June 2022
Sample Size: 8 Companies
Median Rating Value of sample size: BBB
Individual Parameters Contributing to the Score
Moderate Over Supply
The domestic sponge iron volumes were impacted during FY21 on account of lower economic activity and supply side constraints. As per a Joint Plant Committee report, the sponge iron output for FY22 was 39 MT as against 34.4 MT during FY21. The coal based route accounted for 82% of the output. As per CMIE data, the industry reported increase in export volumes by 50.5% from 0.52 MT for FY21 to 0.79 MT for FY22. Imported scrap is a substitute of sponge iron. The outlook for FY23 will be linked to demand from user sectors.
Fragmented Industry
Industry remains fragmented and unorganized by nature. Margins will continue to be low in view of the low value addition.

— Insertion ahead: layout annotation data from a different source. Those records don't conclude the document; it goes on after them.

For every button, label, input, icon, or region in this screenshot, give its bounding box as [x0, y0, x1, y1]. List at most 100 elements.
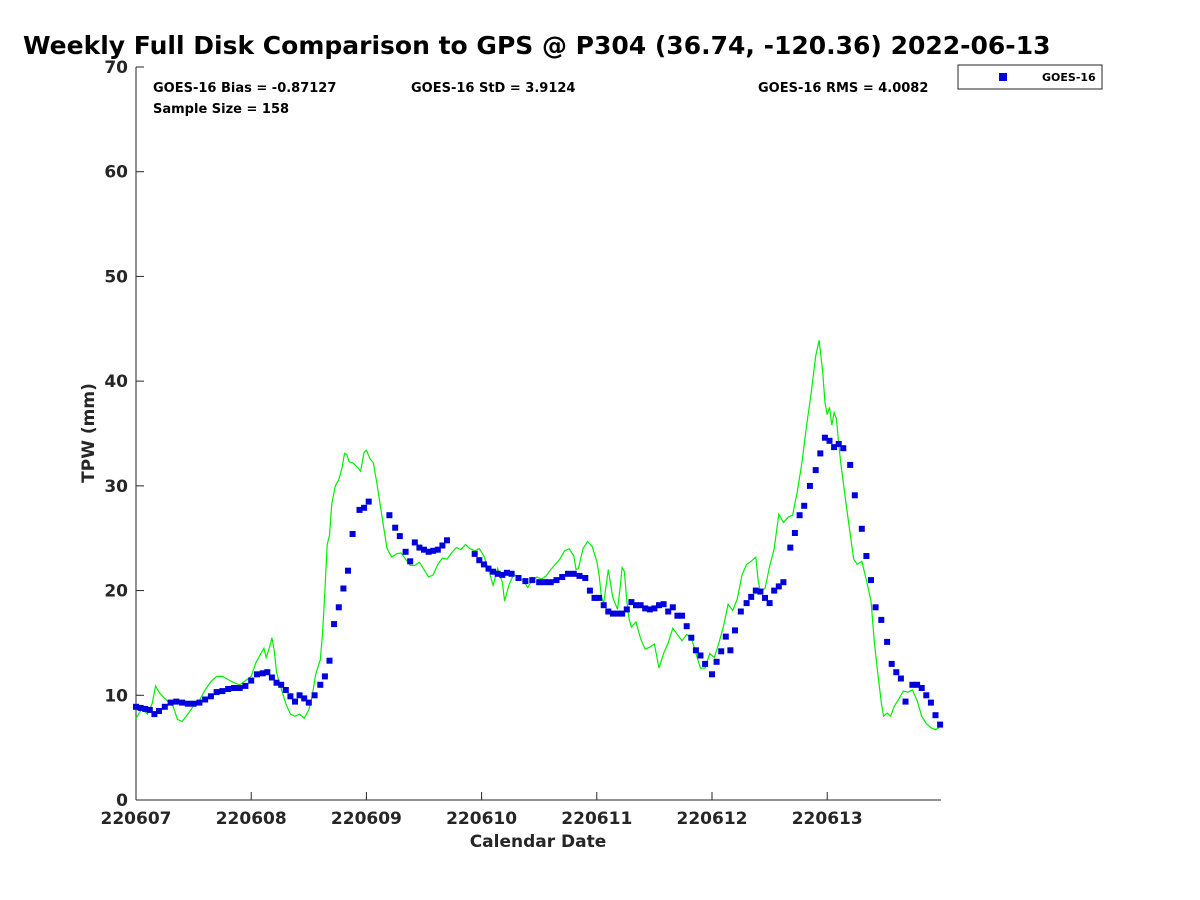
goes16-point [278, 681, 285, 688]
goes16-point [349, 531, 356, 537]
goes16-point [146, 706, 153, 713]
sample-size-stat: Sample Size = 158 [153, 102, 289, 117]
goes16-point [151, 711, 158, 718]
goes16-point [812, 467, 819, 474]
goes16-point [553, 577, 560, 584]
goes16-point [766, 600, 773, 607]
goes16-point [722, 633, 729, 640]
goes16-point [331, 621, 338, 628]
std-stat: GOES-16 StD = 3.9124 [411, 81, 575, 96]
legend: GOES-16 [957, 64, 1103, 90]
goes16-point [142, 705, 149, 712]
goes16-point [826, 437, 833, 444]
goes16-point [669, 604, 676, 611]
goes16-point [821, 434, 828, 441]
goes16-point [296, 692, 303, 699]
goes16-point [923, 692, 930, 699]
goes16-point [402, 548, 409, 555]
goes16-point [771, 587, 778, 594]
goes16-point [660, 601, 667, 608]
goes16-point [407, 558, 414, 565]
goes16-point [863, 553, 870, 559]
goes16-point [326, 657, 333, 664]
goes16-point [674, 612, 681, 619]
goes16-point [878, 616, 885, 623]
y-axis-label: TPW (mm) [79, 383, 99, 483]
goes16-point [851, 492, 858, 499]
goes16-point [273, 679, 280, 686]
goes16-point [268, 674, 275, 681]
goes16-point [937, 721, 944, 728]
goes16-point [656, 602, 662, 609]
goes16-point [133, 703, 139, 710]
goes16-point [499, 571, 506, 578]
goes16-point [219, 688, 226, 695]
goes16-point [248, 677, 255, 684]
goes16-point [835, 441, 842, 447]
goes16-point [356, 506, 363, 513]
goes16-point [609, 610, 616, 617]
goes16-point [801, 502, 808, 509]
goes16-point [416, 544, 423, 551]
goes16-point [796, 512, 803, 519]
goes16-point [225, 686, 232, 692]
goes16-points [133, 434, 944, 728]
goes16-point [872, 604, 879, 611]
goes16-point [932, 712, 939, 719]
goes16-point [335, 604, 342, 611]
goes16-point [868, 577, 874, 584]
goes16-point [633, 602, 639, 609]
goes16-point [646, 606, 653, 613]
goes16-point [317, 681, 324, 688]
goes16-point [242, 682, 249, 689]
goes16-point [396, 533, 403, 540]
x-tick-label: 220608 [216, 809, 287, 829]
goes16-point [259, 670, 266, 677]
goes16-point [787, 544, 794, 551]
y-tick-label: 10 [104, 686, 128, 706]
x-tick-label: 220609 [331, 809, 402, 829]
goes16-point [471, 550, 478, 557]
goes16-point [292, 698, 298, 705]
goes16-point [386, 512, 393, 519]
y-tick-label: 0 [116, 791, 128, 811]
goes16-point [637, 602, 644, 609]
goes16-point [586, 587, 593, 594]
goes16-point [392, 524, 399, 531]
goes16-point [709, 671, 715, 678]
x-tick-label: 220611 [561, 809, 632, 829]
legend-marker-goes16 [999, 73, 1007, 81]
x-tick-label: 220612 [677, 809, 748, 829]
goes16-point [137, 704, 144, 711]
goes16-point [207, 693, 214, 700]
goes16-point [732, 627, 738, 634]
goes16-point [642, 605, 649, 612]
goes16-point [591, 594, 598, 601]
goes16-point [542, 579, 548, 586]
goes16-point [914, 681, 921, 688]
y-tick-label: 30 [104, 477, 128, 497]
goes16-point [230, 685, 237, 691]
goes16-point [893, 669, 900, 676]
goes16-point [321, 673, 328, 680]
goes16-point [476, 557, 483, 564]
x-tick-label: 220613 [792, 809, 863, 829]
goes16-point [817, 450, 824, 457]
goes16-point [522, 578, 529, 585]
goes16-point [679, 612, 685, 619]
goes16-point [425, 548, 432, 555]
y-tick-label: 70 [104, 58, 128, 78]
goes16-point [727, 647, 734, 654]
goes16-point [345, 567, 351, 574]
goes16-point [421, 546, 427, 553]
goes16-point [752, 587, 759, 594]
goes16-point [311, 692, 318, 699]
legend-box [957, 64, 1103, 90]
goes16-point [619, 610, 626, 617]
x-axis-label: Calendar Date [470, 832, 607, 852]
goes16-point [190, 700, 197, 707]
goes16-point [282, 687, 289, 693]
goes16-point [179, 699, 186, 706]
goes16-point [254, 671, 260, 678]
goes16-point [529, 577, 536, 584]
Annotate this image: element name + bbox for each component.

Stable Regulatory environment
The secondary steel manufacturing route will get a boost if the proposed domestic vehicle scrappage policy is implemented which will ensure higher availability of scrap and lower dependence on scrap imports. Sponge iron units are required to adhere to stringent pollution control norms.
Largely predictable supply of inputs from diversified sources or Raw Materials with rare, occasional disruptions / fairly predictable price band
Higher vulnerability in iron ore and coal prices are due to absence of direct access to iron ore and coal mines. The Government policies on export of iron ore also has a bearing on cost structures of the sponge iron manufacturers.